In an urn there are 5 white balls and 4 black balls. One ball is extracted from the urn and is replaced with a ball of the opposite collor. Then a new ball is extracted. $X$ represents the number of white balls extracted and $Y$ the number of black balls extracted.
(c) Compute the covariance of the 2 variables. Are these 2 variables independent?
In the official solution:
The distribution of these 2 variables is:
$$X:\left(\begin{matrix} 0 & 1 & 2 \\ \frac{12}{81} & \frac{49}{81} & \frac{20}{81} \end{matrix}\right) $$
$$Y:\left(\begin{matrix} 0 & 1 & 2 \\ \frac{20}{81} & \frac{49}{81} & \frac{12}{81} \end{matrix}\right) $$
Then
$$XY:\left(\begin{matrix} 0 & 1 \\ \frac{32}{81} & \frac{49}{81} \end{matrix}\right) $$
Then
$$E[XY] = \frac{49}{81}$$ and $$cov(X, Y) = \frac{49}{81} - \frac{89}{28} * \frac{73}{81}$$
What I don't understand is how did he get the distribution for $XY$.

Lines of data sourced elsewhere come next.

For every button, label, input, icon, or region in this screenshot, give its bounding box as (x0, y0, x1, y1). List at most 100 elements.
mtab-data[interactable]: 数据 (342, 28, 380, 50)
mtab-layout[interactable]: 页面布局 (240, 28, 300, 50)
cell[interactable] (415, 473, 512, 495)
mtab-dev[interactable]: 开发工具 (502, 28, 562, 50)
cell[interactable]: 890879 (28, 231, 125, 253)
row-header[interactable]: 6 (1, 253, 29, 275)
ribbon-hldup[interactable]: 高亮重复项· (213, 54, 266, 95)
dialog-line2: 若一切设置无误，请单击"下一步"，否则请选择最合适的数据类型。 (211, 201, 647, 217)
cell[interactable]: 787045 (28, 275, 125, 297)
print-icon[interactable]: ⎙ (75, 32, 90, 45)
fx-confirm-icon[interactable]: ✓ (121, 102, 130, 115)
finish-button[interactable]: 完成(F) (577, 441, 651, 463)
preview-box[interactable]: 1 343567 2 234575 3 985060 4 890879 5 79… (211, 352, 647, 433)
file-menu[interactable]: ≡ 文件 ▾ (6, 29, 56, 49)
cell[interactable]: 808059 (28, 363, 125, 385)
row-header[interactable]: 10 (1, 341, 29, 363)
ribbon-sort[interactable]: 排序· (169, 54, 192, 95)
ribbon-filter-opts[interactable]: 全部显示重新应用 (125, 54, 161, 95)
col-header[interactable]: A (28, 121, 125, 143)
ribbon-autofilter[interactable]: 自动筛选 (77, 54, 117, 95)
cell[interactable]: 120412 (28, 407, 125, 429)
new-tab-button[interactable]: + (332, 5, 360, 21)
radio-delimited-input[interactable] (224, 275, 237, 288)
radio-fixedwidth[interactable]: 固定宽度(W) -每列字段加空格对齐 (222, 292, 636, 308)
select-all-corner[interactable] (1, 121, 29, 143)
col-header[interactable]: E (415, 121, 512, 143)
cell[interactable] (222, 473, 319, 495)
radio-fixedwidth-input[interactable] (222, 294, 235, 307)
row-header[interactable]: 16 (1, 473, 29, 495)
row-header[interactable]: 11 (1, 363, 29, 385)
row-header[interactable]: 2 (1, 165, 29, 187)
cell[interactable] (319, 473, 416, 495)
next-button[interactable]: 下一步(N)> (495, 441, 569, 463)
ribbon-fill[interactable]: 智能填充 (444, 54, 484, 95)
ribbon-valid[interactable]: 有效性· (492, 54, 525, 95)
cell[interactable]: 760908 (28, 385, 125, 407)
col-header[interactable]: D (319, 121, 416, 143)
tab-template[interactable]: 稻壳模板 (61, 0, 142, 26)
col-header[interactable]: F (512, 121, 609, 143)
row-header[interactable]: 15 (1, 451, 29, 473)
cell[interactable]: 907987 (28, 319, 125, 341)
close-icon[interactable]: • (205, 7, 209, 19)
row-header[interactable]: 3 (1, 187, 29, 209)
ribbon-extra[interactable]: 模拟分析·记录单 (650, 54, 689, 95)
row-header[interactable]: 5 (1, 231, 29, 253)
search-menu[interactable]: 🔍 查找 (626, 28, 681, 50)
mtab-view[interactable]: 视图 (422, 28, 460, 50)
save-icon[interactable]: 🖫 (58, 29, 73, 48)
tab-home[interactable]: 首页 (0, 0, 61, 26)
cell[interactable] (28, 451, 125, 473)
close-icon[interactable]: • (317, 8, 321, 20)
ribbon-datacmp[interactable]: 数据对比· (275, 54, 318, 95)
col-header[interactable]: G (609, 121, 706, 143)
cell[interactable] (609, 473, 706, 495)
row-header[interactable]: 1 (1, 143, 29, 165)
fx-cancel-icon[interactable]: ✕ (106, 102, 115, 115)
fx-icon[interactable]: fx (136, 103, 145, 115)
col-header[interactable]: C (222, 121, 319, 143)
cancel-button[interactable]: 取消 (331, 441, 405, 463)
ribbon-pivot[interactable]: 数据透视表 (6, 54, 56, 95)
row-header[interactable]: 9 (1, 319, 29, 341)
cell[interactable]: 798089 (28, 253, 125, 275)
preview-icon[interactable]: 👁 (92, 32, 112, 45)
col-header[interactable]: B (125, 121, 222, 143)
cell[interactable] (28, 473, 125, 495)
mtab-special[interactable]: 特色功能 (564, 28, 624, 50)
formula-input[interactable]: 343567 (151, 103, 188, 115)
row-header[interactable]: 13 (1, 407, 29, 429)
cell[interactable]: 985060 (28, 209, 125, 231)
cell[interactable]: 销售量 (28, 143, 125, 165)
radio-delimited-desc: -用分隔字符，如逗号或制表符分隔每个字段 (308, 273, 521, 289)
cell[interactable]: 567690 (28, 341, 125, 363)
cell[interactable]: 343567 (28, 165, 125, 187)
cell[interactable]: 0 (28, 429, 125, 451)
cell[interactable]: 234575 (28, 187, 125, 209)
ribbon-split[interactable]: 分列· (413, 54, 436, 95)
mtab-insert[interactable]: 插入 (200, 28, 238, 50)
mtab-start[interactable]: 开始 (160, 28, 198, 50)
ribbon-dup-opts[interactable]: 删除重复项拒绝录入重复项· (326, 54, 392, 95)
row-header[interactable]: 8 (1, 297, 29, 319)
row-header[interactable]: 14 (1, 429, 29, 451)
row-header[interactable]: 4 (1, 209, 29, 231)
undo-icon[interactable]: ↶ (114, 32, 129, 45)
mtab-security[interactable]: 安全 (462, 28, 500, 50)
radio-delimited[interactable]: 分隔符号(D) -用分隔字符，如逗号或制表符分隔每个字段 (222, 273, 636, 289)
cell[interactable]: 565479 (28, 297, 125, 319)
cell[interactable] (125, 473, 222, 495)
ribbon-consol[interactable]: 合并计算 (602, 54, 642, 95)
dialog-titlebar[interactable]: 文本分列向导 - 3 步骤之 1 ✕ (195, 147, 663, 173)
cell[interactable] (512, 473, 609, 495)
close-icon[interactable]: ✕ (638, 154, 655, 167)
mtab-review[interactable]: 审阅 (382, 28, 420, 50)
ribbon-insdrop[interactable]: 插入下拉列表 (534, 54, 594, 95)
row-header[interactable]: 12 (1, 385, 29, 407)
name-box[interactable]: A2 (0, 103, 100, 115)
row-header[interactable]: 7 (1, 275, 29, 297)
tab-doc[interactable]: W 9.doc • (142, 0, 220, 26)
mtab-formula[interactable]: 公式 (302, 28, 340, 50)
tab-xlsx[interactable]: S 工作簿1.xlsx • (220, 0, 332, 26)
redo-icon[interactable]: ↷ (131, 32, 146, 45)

Since $2$ balls are extracted in total, $X+Y=2$, so although the distributions for $X$ and $Y$ are written like marginal distributions, they actually tell you the joint distribution, since the value of $X$ determines the value of $Y$ and vice versa. (This also explains the symmetry between the two distributions.)
Now $0\cdot2=2\cdot0=0$ and $1\cdot1=1$, so $P(XY=1)=P(X=Y=1)$ and $P(XY=0)$ is the complement.